Our final stop was a walk through the forest to two waterfalls. Unfortunately Alexis hadn’t told us that we were going to be going somewhere where we needed to scramble up and down the side of a gorge holding on to a rope in order to get to the second waterfall. I was wearing flip flops and decided that it probably wasn’t the best footwear for the job so only went as far as the first fall. Mike says that I didn’t miss much as the second one looked just like the first – but maybe he was just making me feel OK about wimping out.

Talking of waterfalls, we also visited the Chaudiere pool and falls.

This was a day walk which we chose to do by bus and without a guide. We caught the bus to a small village called Bense and then walked up the mountain road before reaching a small track down to the falls. As I have said before, the flora is spectacular and, just at the junction of the track we came across trees with a magnificent flower.

It probably took us about 30 minutes walking through the forest to reach the pool and everyone, except Mike, stripped off for a swim. It was the coldest water I have been in since Spain but that’s hardly surprising for a mountain stream. As well as Stuart and Steph, we were joined on this walk by Pete and Courtney, two Americans travelling in an old wooden boat “Norna”.
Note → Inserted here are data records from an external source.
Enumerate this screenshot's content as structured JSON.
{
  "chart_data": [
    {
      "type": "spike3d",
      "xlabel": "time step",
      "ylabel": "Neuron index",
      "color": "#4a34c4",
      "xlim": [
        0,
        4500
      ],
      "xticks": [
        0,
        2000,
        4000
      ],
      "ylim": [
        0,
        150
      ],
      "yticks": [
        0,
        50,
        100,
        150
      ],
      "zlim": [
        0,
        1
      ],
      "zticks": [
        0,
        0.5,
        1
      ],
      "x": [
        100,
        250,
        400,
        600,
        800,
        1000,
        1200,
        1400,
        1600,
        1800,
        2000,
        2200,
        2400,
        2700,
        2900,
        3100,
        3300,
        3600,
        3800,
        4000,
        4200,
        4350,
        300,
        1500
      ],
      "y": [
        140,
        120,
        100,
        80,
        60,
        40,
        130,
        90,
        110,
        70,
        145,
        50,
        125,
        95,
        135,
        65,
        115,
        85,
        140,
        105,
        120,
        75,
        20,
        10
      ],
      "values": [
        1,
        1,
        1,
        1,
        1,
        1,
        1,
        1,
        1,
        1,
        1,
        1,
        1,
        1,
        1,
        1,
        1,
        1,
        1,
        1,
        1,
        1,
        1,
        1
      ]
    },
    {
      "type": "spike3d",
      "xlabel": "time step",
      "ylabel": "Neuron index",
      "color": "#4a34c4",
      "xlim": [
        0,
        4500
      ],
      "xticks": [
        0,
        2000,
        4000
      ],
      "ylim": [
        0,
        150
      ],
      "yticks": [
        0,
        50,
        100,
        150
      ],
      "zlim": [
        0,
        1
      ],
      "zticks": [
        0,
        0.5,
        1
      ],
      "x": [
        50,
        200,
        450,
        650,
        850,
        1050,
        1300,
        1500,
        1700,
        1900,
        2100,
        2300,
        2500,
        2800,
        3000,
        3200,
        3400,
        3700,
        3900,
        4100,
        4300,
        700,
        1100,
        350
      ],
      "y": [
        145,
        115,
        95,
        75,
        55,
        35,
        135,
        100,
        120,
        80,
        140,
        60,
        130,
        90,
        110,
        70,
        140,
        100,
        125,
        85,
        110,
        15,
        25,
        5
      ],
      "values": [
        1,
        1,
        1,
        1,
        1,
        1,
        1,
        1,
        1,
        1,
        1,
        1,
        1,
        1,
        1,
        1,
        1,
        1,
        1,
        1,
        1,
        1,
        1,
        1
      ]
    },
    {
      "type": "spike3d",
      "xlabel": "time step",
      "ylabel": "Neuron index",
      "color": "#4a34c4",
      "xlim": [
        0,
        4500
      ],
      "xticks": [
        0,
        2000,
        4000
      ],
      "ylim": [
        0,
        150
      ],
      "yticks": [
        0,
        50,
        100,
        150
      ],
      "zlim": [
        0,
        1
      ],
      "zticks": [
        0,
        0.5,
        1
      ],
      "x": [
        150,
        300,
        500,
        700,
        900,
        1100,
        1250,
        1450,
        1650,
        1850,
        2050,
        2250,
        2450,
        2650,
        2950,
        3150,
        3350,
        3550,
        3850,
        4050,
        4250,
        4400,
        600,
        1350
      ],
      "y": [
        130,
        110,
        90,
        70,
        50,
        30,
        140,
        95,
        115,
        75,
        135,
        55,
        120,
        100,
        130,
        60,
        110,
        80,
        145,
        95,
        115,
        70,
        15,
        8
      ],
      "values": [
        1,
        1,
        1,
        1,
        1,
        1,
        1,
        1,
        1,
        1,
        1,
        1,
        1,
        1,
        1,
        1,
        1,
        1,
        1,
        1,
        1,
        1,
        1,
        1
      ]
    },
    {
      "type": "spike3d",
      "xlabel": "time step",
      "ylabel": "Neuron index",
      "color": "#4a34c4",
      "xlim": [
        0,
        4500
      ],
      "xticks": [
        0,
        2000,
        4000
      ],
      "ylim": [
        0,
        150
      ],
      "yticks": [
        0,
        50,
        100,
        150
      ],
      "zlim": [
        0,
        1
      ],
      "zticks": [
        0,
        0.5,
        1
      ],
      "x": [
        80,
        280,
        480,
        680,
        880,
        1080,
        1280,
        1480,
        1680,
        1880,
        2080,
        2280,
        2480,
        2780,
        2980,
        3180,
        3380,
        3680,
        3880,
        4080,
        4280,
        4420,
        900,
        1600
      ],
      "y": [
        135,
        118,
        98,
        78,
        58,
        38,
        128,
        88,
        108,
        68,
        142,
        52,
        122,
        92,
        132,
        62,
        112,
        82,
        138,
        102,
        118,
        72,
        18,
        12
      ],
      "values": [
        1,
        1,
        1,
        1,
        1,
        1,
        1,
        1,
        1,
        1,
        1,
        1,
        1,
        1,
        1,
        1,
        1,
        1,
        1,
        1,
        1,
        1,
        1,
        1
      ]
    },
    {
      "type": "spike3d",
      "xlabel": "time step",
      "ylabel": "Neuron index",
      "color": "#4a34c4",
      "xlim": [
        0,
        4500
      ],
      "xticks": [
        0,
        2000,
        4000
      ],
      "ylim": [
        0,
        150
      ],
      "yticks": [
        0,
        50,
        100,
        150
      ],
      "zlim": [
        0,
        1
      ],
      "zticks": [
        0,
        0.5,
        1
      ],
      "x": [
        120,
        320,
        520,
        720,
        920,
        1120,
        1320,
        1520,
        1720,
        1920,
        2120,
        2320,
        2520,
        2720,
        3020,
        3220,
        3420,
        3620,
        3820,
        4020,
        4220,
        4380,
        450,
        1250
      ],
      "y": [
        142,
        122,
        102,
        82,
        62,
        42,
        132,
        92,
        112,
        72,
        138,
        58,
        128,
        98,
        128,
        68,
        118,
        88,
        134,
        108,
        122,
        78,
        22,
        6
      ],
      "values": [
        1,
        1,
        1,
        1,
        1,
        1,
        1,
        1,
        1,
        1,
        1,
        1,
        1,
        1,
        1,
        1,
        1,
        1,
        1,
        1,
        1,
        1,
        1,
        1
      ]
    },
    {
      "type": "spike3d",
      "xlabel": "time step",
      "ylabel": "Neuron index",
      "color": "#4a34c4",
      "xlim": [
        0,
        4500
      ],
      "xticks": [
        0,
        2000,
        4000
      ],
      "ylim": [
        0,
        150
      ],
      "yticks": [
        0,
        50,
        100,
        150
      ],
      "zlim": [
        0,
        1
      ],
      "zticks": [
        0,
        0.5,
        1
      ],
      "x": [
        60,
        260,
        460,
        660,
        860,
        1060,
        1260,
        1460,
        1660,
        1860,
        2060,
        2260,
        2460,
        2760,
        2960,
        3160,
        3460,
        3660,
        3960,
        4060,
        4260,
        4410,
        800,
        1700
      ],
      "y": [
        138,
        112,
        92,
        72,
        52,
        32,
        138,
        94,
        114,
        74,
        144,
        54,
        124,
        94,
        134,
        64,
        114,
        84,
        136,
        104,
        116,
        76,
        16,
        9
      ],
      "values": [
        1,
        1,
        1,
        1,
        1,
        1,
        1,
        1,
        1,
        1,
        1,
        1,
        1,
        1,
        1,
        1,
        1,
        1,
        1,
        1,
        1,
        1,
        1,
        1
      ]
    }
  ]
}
Having swum and picnicked we made our way out and back to the main road and then headed east to Calibishie, an attractive fishing village on the east coast. On the way Mike found a coconut which he decided we were going to break open to drink the milk.

Well…. Mike tried

…and Pete tried….

And then….. along came a bus which stopped and the driver got out and he showed us how it should be done.

Well, don’t all bus drivers carry machetes?

And so, our day ended in Calibishi where we enjoyed a cool beer and sheltered from the short tropical shower.

One day, in order to try to find a larger supermarket than those in Portsmouth we decided to go by bus to Roseau – the capital. There doesn’t seem to be very much to see there, or not that we found anyway, except the small Botanical Gardens. Here, amongst the big Banyans and Baobabs, we came across Calabash trees. It’s amazing how the seed gourds remain attached to the tree because they are really heavy and the “stems” very thin.

Now something that one doesn’t expect to find in a botanical garden is a bus but, as a result of Hurricane David that hit Dominica in August 1979 packing winds of 150 miles per hour, one ended up embedded in a tree. Fortunately there weren’t any children on what was a school bus when it felt the full force.

I have said that the people are really friendly and accommodating and an example of that was a bar being quite happy for us to spend two weekends taking over their TV to watch Rugby. It’s not a game that the locals know but they seemed quite happy to wander in and out and watch bits of the game while we enjoyed the action. We also shared this experience with another Kiwi, Sid whose boat “Tonka” is so named because it is steel. His girlfriend is French so I am afraid she didn’t really appreciate the result of the France – England match quite as much as we did.

So, what more is there to say? At the risk of repeating myself – it’s wonderful, magnificent, a not to be missed experience. It is PARADISE.